To use application-level impersonation in CDAP—where applications, datasets, and streams have their own owner and the operations performed in CDAP impersonate their respective owners—CDAP needs to have access to the owner principal and their associated keytabs.

For user's keytab access, CDAP uses these conventions:

  • All keytabs must be present on the local filesystem of nodes on which the CDAP Master is running.

  • These keytabs must be present under a path which can be in one of these formats and the cdap system user should have read access to all of the keytabs:

    /<dir-1>/<dir-2>/${name}.keytab
    /<dir-1>/<dir-2>/${name}/${name}.keytab
    
  • The above path is provided to CDAP as a configuration parameter in the cdap-site.xml file, such as:

    <property>
        <name>security.keytab.path</name>
        <value>/etc/security/keytabs/${name}.keytab</value>
    </property>
    

    where ${name} will be replaced by CDAP by the short user name of the Kerberos principal CDAP is impersonating.

    Note: You will need to restart CDAP for this configuration change to take effect.

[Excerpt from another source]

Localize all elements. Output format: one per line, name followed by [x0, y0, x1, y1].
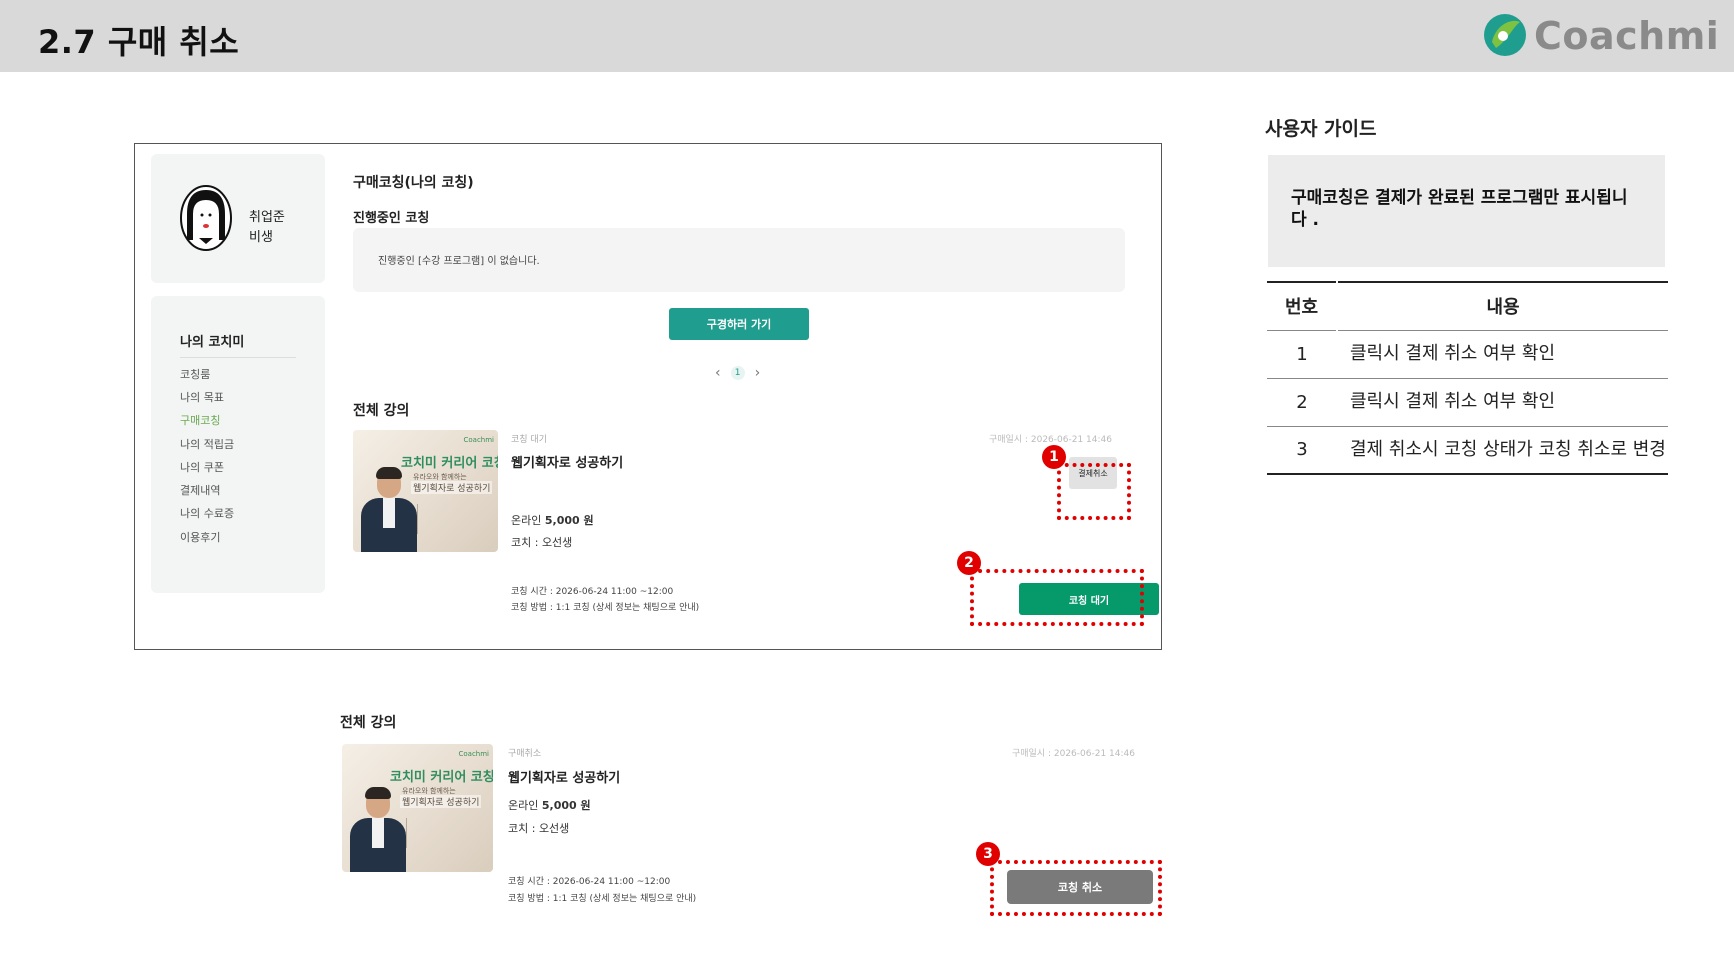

Owner principal of an entity is provided either when an entity is created using the CDAP CLI or the RESTful APIs or when an application creates them.

🔗Hive Configuration

In order for Hive to work with impersonation, one of the following approaches can be used:

  • Hive Proxy Users; or
  • Hive SQL-based Authorization

Hive Proxy Users

To configure Hive to be able to impersonate other users, set in hive-site.xml the property:

<property>
    <name>hive.server2.enable.doAs</name>
    <value>true</value>
</property>

Note that the CDAP Explore service ignores this setting and needs to be able to impersonate users who can create and access entities in CDAP. This can by done by adding properties in your core-site.xml. The first property allows Hive to impersonate users belonging to group1 and group2 and the second property allows Hive to impersonate on all hosts:

<property>
    <name>hadoop.proxyuser.hive.groups</name>
    <value>group1,group2</value>
</property>

<property>
    <name>hadoop.proxyuser.hive.hosts</name>
    <value>*</value>
</property>

See Cloudera documentation for additional details.

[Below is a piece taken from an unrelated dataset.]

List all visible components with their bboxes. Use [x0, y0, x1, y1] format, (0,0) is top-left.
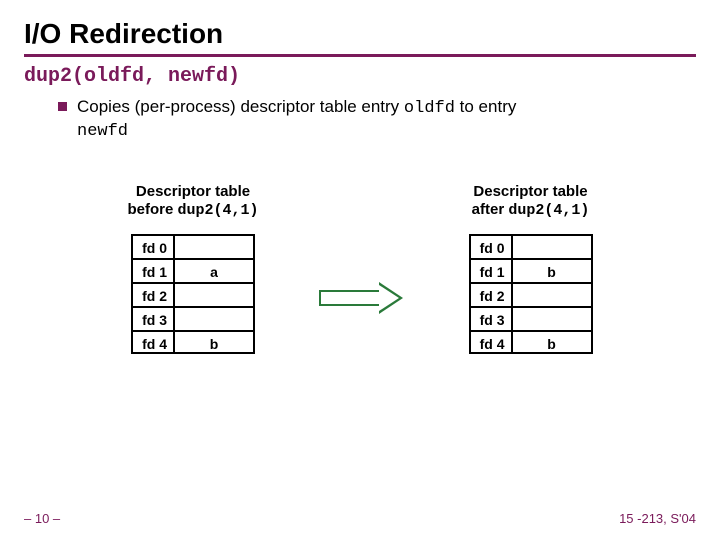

Hive SQL-based Authorization

An alternative to the above is to use SQL-based authorization. Add these properties to your hive-site.xml:

<property>
    <name>hive.server2.enable.doAs</name>
    <value>false</value>
</property>
<property>
    <name>hive.security.authorization.manager</name>
    <value>org.apache.hadoop.hive.ql.security.authorization.plugin.sqlstd.SQLStdHiveAuthorizerFactory</value>
</property>
<property>
    <name>hive.security.authorization.enabled</name>
    <value>true</value>
</property>
<property>
    <name>hive.security.authenticator.manager</name>
    <value>org.apache.hadoop.hive.ql.security.ProxyUserAuthenticator</value>
</property>

Note your hive-site.xml should also be configured to support modifying properties at runtime. Specifically, you will need this configuration in your hive-site.xml:

<property>
    <name>hive.security.authorization.sqlstd.confwhitelist.append</name>
    <value>explore.*|mapreduce.job.queuename|mapreduce.job.complete.cancel.delegation.tokens|spark.hadoop.mapreduce.job.complete.cancel.delegation.tokens|mapreduce.job.credentials.binary|hive.exec.submit.local.task.via.child|hive.exec.submitviachild|hive.lock.*</value>
</property>

After adding these properties to your hive-site.xml file, restart Hive.

🔗CDAP Authorization

Impersonation works with CDAP Authorization, and if it is enabled, it will be enforced. For details, see the sections on enabling on enabling authorization in CDAP and managing privileges.

🔗Limitations

The configured HDFS delegation token timeout must be longer than the configured stream partition duration (stream.partition.duration), which has a default value of one hour (3600000). It must also be larger than the log saver's maximum file lifetime (log.saver.max.file.lifetime.ms), which has a value of six hours (21600000).

🔗Known Issues

  • CDAP-8140 - Explore is not supported when impersonation is enabled with Hive 0.13.